BACOLOD

PCCI seen to support sugar industry

BACOLOD. These workers are among those feared to suffer if sugar import liberalization will be implemented. (File photo)

THE Metro Bacolod Chamber of Commerce and Industry (MBCCI) has expressed optimism that their resolutions supporting the sugar industry will be approved during the 45th Philippine Business Conference in Manila starting Wednesday, October 16.

Frank Carbon, chief executive officer of MBCCI, said few of the members of the Philippine Chamber of Commerce and Industry (PCCI) are sugar industry users.

According to sugar producers and millers, these industry users are the ones pushing for the liberalization of sugar importation.

Carbon said though they are few, these industry users are very noisy.

“The whole organization [PCCI], however, has realized that the P90-billion annual contribution of the sugar industry to the country’s economy should not be overlooked,” he said.

The business leader added that “I believe our two resolutions will be carried by the conference and presented to President Rodrigo Duterte.”

In August this year, MBCCI and other business chambers in Western, Central, and Eastern Visayas passed two resolutions supporting the sugar industry during the 28th Visayas Area Business Conference in Leyte.

The first resolution requests the Sugar Regulatory Administration (SRA) and Department of Trade and Industry (DTI) to work together, with the help of the Congress, in reclaiming the P2 billion Sugar Industry Development Act (Sida) fund.

The second urges the SRA along with the DTI and National Economic and Development Authority (Neda) to rationalize sugar imports.

In the resolution on the Sida fund, they urged the SRA to take the leadership role in ensuring the development of the sugar industry and optimizing the utilization of the annual fund.

The MBCCI earlier recognized the need for sugar industry stakeholders to strategize on how to utilize the allocation, which has been cut by the government due to underutilization.

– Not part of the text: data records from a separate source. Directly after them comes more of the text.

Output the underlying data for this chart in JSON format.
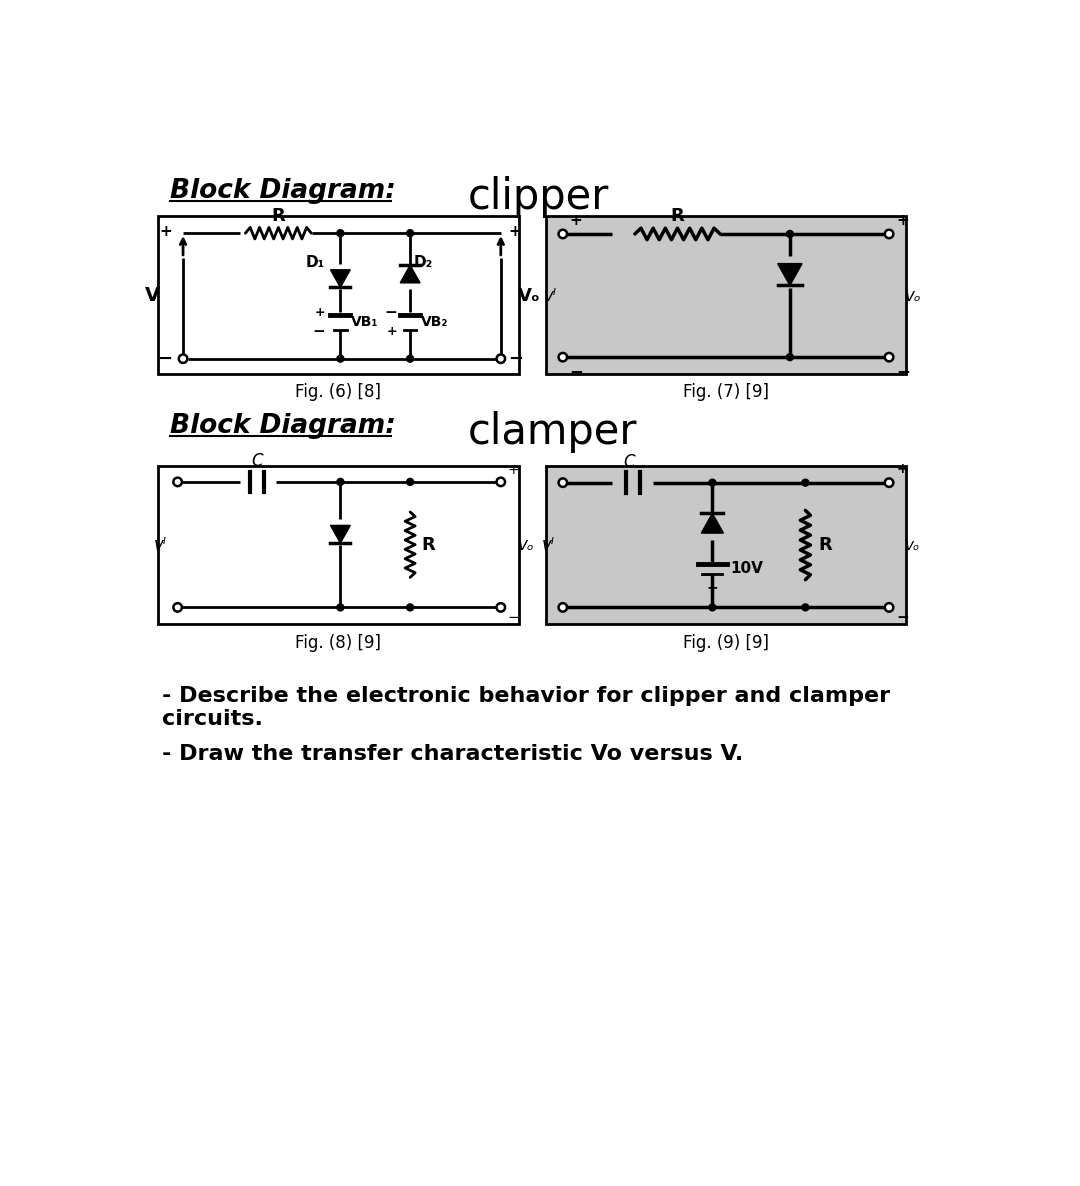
{
  "bg_color": "#ffffff",
  "title1_italic_bold": "Block Diagram:",
  "title1_main": "clipper",
  "title2_italic_bold": "Block Diagram:",
  "title2_main": "clamper",
  "fig6_caption": "Fig. (6) [8]",
  "fig7_caption": "Fig. (7) [9]",
  "fig8_caption": "Fig. (8) [9]",
  "fig9_caption": "Fig. (9) [9]",
  "bullet1": "- Describe the electronic behavior for clipper and clamper\ncircuits.",
  "bullet2": "- Draw the transfer characteristic Vo versus V.",
  "line_color": "#000000",
  "fig7_bg": "#c8c8c8",
  "fig9_bg": "#c8c8c8"
}
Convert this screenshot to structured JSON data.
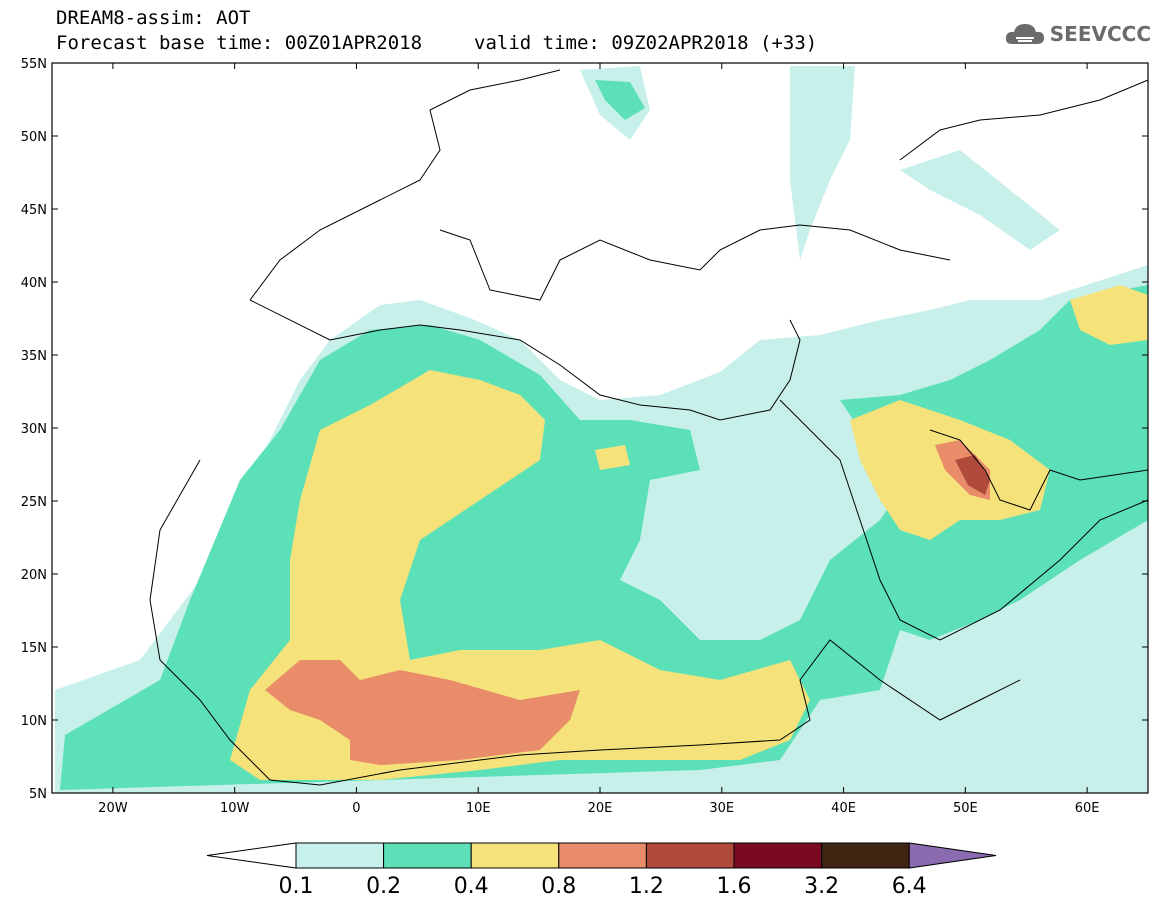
{
  "header": {
    "title_line1": "DREAM8-assim: AOT",
    "title_line2_base": "Forecast base time: 00Z01APR2018",
    "title_line2_valid": "valid time: 09Z02APR2018 (+33)",
    "logo_text": "SEEVCCC",
    "logo_icon": "cloud-icon"
  },
  "map": {
    "variable": "AOT",
    "lon_range": [
      -25,
      65
    ],
    "lat_range": [
      5,
      55
    ],
    "lat_ticks": [
      "55N",
      "50N",
      "45N",
      "40N",
      "35N",
      "30N",
      "25N",
      "20N",
      "15N",
      "10N",
      "5N"
    ],
    "lon_ticks": [
      "20W",
      "10W",
      "0",
      "10E",
      "20E",
      "30E",
      "40E",
      "50E",
      "60E"
    ]
  },
  "colorbar": {
    "levels": [
      "0.1",
      "0.2",
      "0.4",
      "0.8",
      "1.2",
      "1.6",
      "3.2",
      "6.4"
    ],
    "colors": [
      "#ffffff",
      "#c8f0ea",
      "#5be0b8",
      "#f5e27a",
      "#e88c6a",
      "#b04a3a",
      "#7a0a22",
      "#3f2412",
      "#8a6bb0"
    ]
  }
}
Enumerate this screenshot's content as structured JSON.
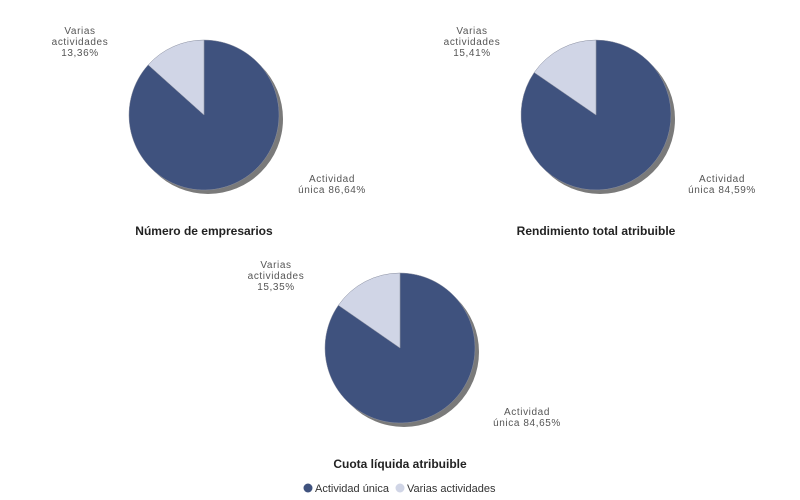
{
  "chart_data": [
    {
      "type": "pie",
      "title": "Número de empresarios",
      "slices": [
        {
          "name": "Actividad única",
          "value": 86.64,
          "label_lines": [
            "Actividad",
            "única 86,64%"
          ]
        },
        {
          "name": "Varias actividades",
          "value": 13.36,
          "label_lines": [
            "Varias",
            "actividades",
            "13,36%"
          ]
        }
      ]
    },
    {
      "type": "pie",
      "title": "Rendimiento total atribuible",
      "slices": [
        {
          "name": "Actividad única",
          "value": 84.59,
          "label_lines": [
            "Actividad",
            "única 84,59%"
          ]
        },
        {
          "name": "Varias actividades",
          "value": 15.41,
          "label_lines": [
            "Varias",
            "actividades",
            "15,41%"
          ]
        }
      ]
    },
    {
      "type": "pie",
      "title": "Cuota líquida atribuible",
      "slices": [
        {
          "name": "Actividad única",
          "value": 84.65,
          "label_lines": [
            "Actividad",
            "única 84,65%"
          ]
        },
        {
          "name": "Varias actividades",
          "value": 15.35,
          "label_lines": [
            "Varias",
            "actividades",
            "15,35%"
          ]
        }
      ]
    }
  ],
  "legend": {
    "position": "bottom",
    "items": [
      {
        "label": "Actividad única",
        "color": "#3f527e"
      },
      {
        "label": "Varias actividades",
        "color": "#d0d5e6"
      }
    ]
  }
}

The second resolution states that the rationalization of sugar importation should be based on a careful analysis of projected production versus domestic demand and in consultation with the stakeholders.

The business chambers, through the resolution, expressed support to the position of the Confederation of the Sugar Producers Associations Inc. (Confed).

“While importation is no longer avoidable due to the industry’s inability to meet domestic demand, these imports must be rationalized,” the resolution stated.

Also, the rationalization should be based on accurate and fair determination of demand by industrial users, food exporters and domestic consumers of sugar, it added.

Carbon said the resolutions on agriculture focuses only on sugar industry, nothing more.

“That is how important the sugar industry to PCCI,” he added.

Meanwhile, this year’s Philippine Business Conference running until October 17 is themed “Enabling Business in a Digital Economy.”

Carbon said “we are ushering the season of borderless business and economy where information and innovation will drive revenue growth of the companies.”

“Information is power and innovation is the engine of growth,” the local business added.